Djibouti port [Photo File]

Djibouti’s Economy Projected to Rebound after Ethiopian Truce 

ADDIS ABABA – The International Monetary Fund (IMF) projects Djibouti’s economy to rebound next year following the Ethiopian truce.

The IMF’s latest forecast predicts Djibouti’s growth will slow to 2.2% this year from nearly 5% in 2021.

The country has invested heavily in infrastructure connecting Ethiopia to global markets, driving growth to an average of 6.2% over 2013–19, before the COVID crisis.

“With investments centered on capital projects, however, few jobs have been created and unemployment remains high,” IMF Expert Brett Rayner said on Friday.

“Most investments have been financed by state-owned enterprise (SOE) borrowing, exacerbating vulnerabilities from a narrowing tax base.”

The expert said Djibouti’s external public debt rose from 34 percent of GDP in 2013 to 72 percent in 2021, with SOEs accounting for most borrowing.
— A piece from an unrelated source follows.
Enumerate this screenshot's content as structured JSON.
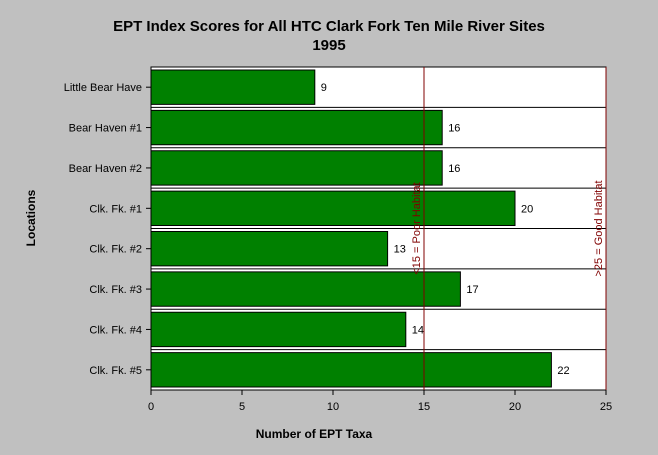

Brett led IMF’s team led a team of IMF experts who concluded their Article IV Mission to Djibouti on Thursday.

The mission observed that a series of external shocks have weighed heavily on the economy and added to already significant budget pressures as debt service has tripled.

IMF’s team leader Brett said the conflict in Ethiopia particularly “weighed heavily on Djibouti’s economy”.

“The conflict saw renewed fighting this year, driving a further fall in port traffic after an already weak 2020 and 2021,” Brett said.

In addition, higher commodity prices and regional drought have eroded households’ purchasing power and further reduced government revenue. 

Accordingly, the IMF experts say growth is expected to slow to 2.5 percent and the trade balance is projected to worsen in 2022. 

“A truce agreed in November in Ethiopia could allow for a recovery in trade, reversing recent declines in port activity and help attract new foreign investment,” Brett noted.

Staff projects that economic growth in Djibouti will recover in 2023 with a rebound in Ethiopia, and inflation would fall in line with international trends.

“Djibouti’s key challenge is to adjust its growth model to reduce dependence on debt-financed investments while supporting an inclusive recovery from a series of external shocks,” the team leader added.